Thursday, August 14, 2008

7. Balance of Trade

“Nothing can be more absurd than this whole doctrine of the balance of trade.”

Adam Smith, The Wealth of Nations


The idea that a country needs a positive balance of trade is a fallacy that has been creating wars and destroying jobs for over five-hundred years. Empires have fallen and ill-gotten fortunes have been made under the spell that it has held over the economically naïve. Yet, under the examination of common sense, it can be quickly exposed as the absurdity that Adam Smith proclaimed it to be.


The doctrine of balance of trade is the underlying principle behind the political theory of mercantilism, the fallacy that a country can get rich independently of its people’s productivity. To the mercantilist, gold is wealth and the country that hoards the most gold must be the wealthiest – even if its people have no bread.

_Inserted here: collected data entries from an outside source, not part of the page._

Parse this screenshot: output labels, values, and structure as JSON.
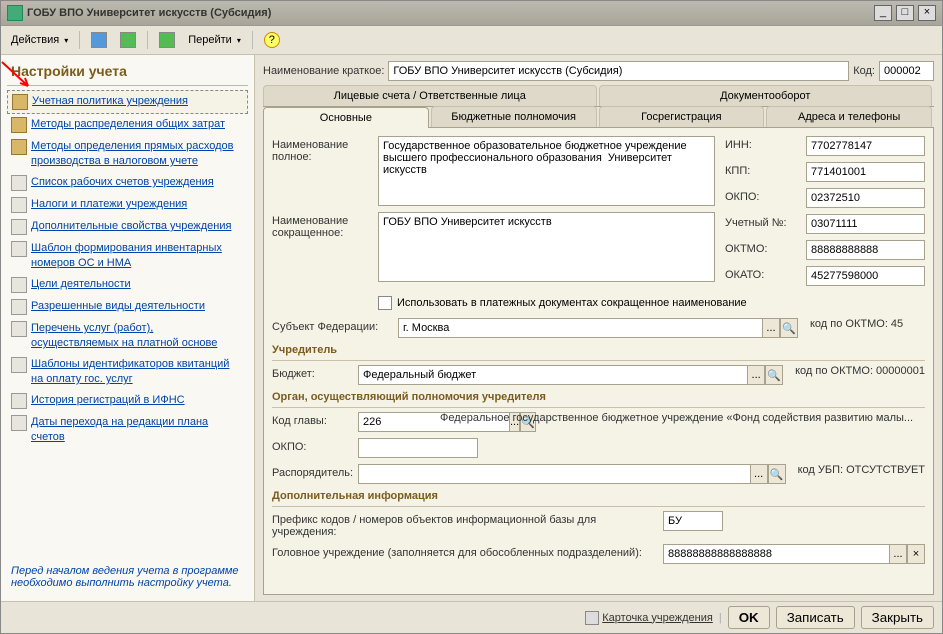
{
  "window": {
    "title": "ГОБУ ВПО Университет искусств (Субсидия)"
  },
  "toolbar": {
    "actions": "Действия",
    "goto": "Перейти"
  },
  "sidebar": {
    "heading": "Настройки учета",
    "items": [
      "Учетная политика учреждения",
      "Методы распределения общих затрат",
      "Методы определения прямых расходов производства в налоговом учете",
      "Список рабочих счетов учреждения",
      "Налоги и платежи учреждения",
      "Дополнительные свойства учреждения",
      "Шаблон формирования инвентарных номеров ОС и НМА",
      "Цели деятельности",
      "Разрешенные виды деятельности",
      "Перечень услуг (работ), осуществляемых на платной основе",
      "Шаблоны идентификаторов квитанций на оплату гос. услуг",
      "История регистраций в ИФНС",
      "Даты перехода на редакции плана счетов"
    ],
    "note": "Перед началом ведения учета в программе необходимо выполнить настройку учета."
  },
  "main": {
    "short_name_label": "Наименование краткое:",
    "short_name": "ГОБУ ВПО Университет искусств (Субсидия)",
    "code_label": "Код:",
    "code": "000002",
    "tabs1": [
      "Лицевые счета / Ответственные лица",
      "Документооборот"
    ],
    "tabs2": [
      "Основные",
      "Бюджетные полномочия",
      "Госрегистрация",
      "Адреса и телефоны"
    ],
    "full_name_label": "Наименование полное:",
    "full_name": "Государственное образовательное бюджетное учреждение высшего профессионального образования  Университет искусств",
    "short2_label": "Наименование сокращенное:",
    "short2": "ГОБУ ВПО Университет искусств",
    "checkbox_label": "Использовать в платежных документах сокращенное наименование",
    "ids": {
      "inn_label": "ИНН:",
      "inn": "7702778147",
      "kpp_label": "КПП:",
      "kpp": "771401001",
      "okpo_label": "ОКПО:",
      "okpo": "02372510",
      "uch_label": "Учетный №:",
      "uch": "03071111",
      "oktmo_label": "ОКТМО:",
      "oktmo": "88888888888",
      "okato_label": "ОКАТО:",
      "okato": "45277598000"
    },
    "subject_label": "Субъект Федерации:",
    "subject": "г. Москва",
    "subject_suffix": "код по ОКТМО: 45",
    "founder_title": "Учредитель",
    "budget_label": "Бюджет:",
    "budget": "Федеральный бюджет",
    "budget_suffix": "код по ОКТМО: 00000001",
    "organ_title": "Орган, осуществляющий полномочия учредителя",
    "chapter_label": "Код главы:",
    "chapter": "226",
    "chapter_text": "Федеральное государственное бюджетное учреждение «Фонд содействия развитию малы...",
    "okpo2_label": "ОКПО:",
    "okpo2": "",
    "rasp_label": "Распорядитель:",
    "rasp": "",
    "rasp_suffix": "код УБП: ОТСУТСТВУЕТ",
    "addl_title": "Дополнительная информация",
    "prefix_label": "Префикс кодов / номеров объектов информационной базы для учреждения:",
    "prefix": "БУ",
    "head_label": "Головное учреждение (заполняется для обособленных подразделений):",
    "head": "88888888888888888"
  },
  "footer": {
    "card": "Карточка учреждения",
    "ok": "OK",
    "save": "Записать",
    "close": "Закрыть"
  }
}
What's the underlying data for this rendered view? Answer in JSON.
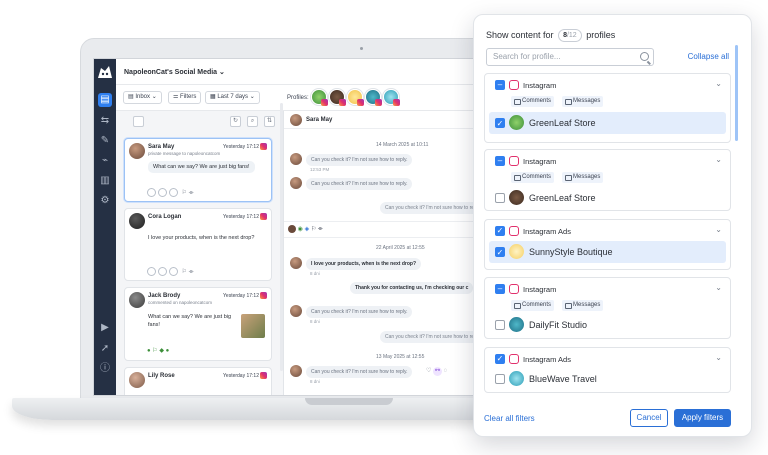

Gold is not wealth. It cannot be digested; it is too soft to be useful in making tools; and it cannot warm the body on a cold night. Gold’s only value is as a medium of exchange, a material used as a standardized way of executing trades among people who do not want to be restricted to the practice of barter.


While the mercantilist wants to trade for gold as an end in itself, the wise free trader only accepts gold as a means of trading for something really useful. Gold in itself may be pretty useless, but, if everyone accepts it as an intermediary unit in a complex trading system, gold can be used to obtain food, tools, and a warm shelter on a cold night. Ironically, gold is only useful when it is creating what the mercantilist refers to as a “negative trade balance,” the importing of something useful.


By hoarding his country’s gold, the mercantilist only denies his citizens what is useful while increasing the gold used to obtain what is useful – he only causes inflation.


How gold is used determines whether it is a practical substance or a false idol. In the hands of a trader, it can be a means of making a series of related exchanges that would be impossible by primitive barter; in the hands of a hoarder, it can be a way of slowing down the market system.


Gold and other forms of money can either enhance a society’s wealth by increasing the comparative advantages of its diverse members or it can be limited to serving as the object of the obsessive hoarder’s worship.